Jika mengacu pada kriteria pokok tersebut kemampuan manajerial skill bupati kepada perangkat daerahnya (birokrasi ) dan kemampuan komunikasi serta kerjasama dengan lembaga lainnya sesama penyelenggara pemerintahan daerah menjadi syarat mutlak seorang bupati kedepan. Kemampuan ini menjadi modal dalam membangun tata kelola pemerintahan yang baik dan inovatif dalam menjalankan urusan ( wajib /pelayanan dasar, maupun pilihan ) .

Oleh karena itu bupati kedepan harus mampu membangun Komitmen dan trust yang baik , Komitmen dalam hal ini adalah tata kelola dan penyelengaraan urusan yang didasari dengan keberpihakan serta anti korupsi. Trust yang baik adalah membangun rasa kepercayaan antar penyelenggara pemerintahan daerah serta dengan perangkat birokrasinya.

Komitmen dan trust tersebut tidak sempurna jika tidak dikuatkan dengan semangat kerjasama , sinergi yang baik antar penyelenggara pemerintahan daerah, dengan swasta serta unsur stakeholders lainnya misal perguruan tinggi bahkan juga pemerintahan diatasnya provinsi maupun kementerian.

Bupati Jember kedepan juga harus Inovatif, Responsif dan adaptif. Inovatif yaitu dengan membangun kultur pemerintahan yang keluar dari zona nyaman yaitu beralih dari ritual program yang sifatnya rutin menjadi program yang sifatnya gebrakan atau terobosan tentunya didukung manajemen anggaran baik yaitu manajemen anggaran yang selama ini berbasis belanja / menghabiskan maka bergeser dengan menghasilkan.

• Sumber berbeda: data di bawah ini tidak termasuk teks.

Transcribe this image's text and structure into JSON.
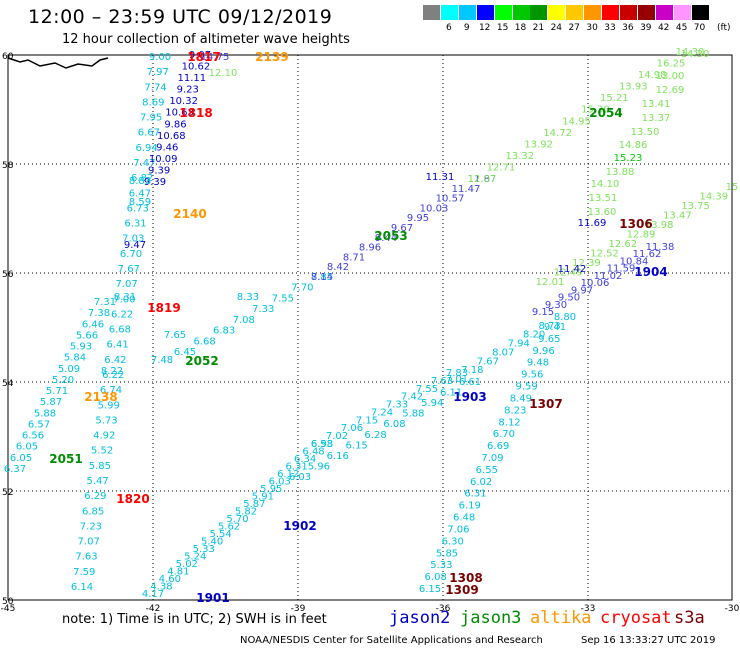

Konsep pembangunan diarahkan pada upaya membangun branding dan unggulan daerah, tentunya ini butuh kerja yang keras untuk merubah mindset birokrasinya.

Pemerintahan Jember kedepan juga harus responsif dan adaptif yaitu meletakkan pelayanan harus ramah publik terbuka,transparan dan demokratis. Pemerintahan ini harus didukung birokrasi kaya fungsi dan miskin struktur serta mengurangi kebijakan yang sifatnya sentralistik dan lebih menekankan desentralistik terutama dalam pelayanan dan tentunya didukung oleh insfrastruktur tehnologi dan informasi dan data yang handal

Bupati juga harus mampu membangun pemerintahan yang mengedepankan ketertiban keharmonisan dan mengurangi gaduh dan tentunya tetap berpegangng pada aturan perundang-undangan dan semangat kerjasama yang baik secara vertikal dan horisontal. Karena pemerintahan yang harmonis tidak gaduh itu menjadi modal dasar kelancaran berjalannya pembangunan.

Jika melihat kriteria ideal tersebut maka para pembaca bisa menilai bagaimana pemerintahan Jember kemarin berjalan dengan kekurangan dan kelebihannya. Kemudian pembaca bisa menilai siapa tentunya yang terbaik dari sekian calon yang pantas untuk di pilih. Selamat menentukan pilihannya pemilih buta adalah pemilih yang tidak didasari kriteria dan hanya keyakinan saja, sedangkan pemilih yang baik adalah pemilih yang didasari kriteria dan tentunya didukung keyakinan atas pilihannya.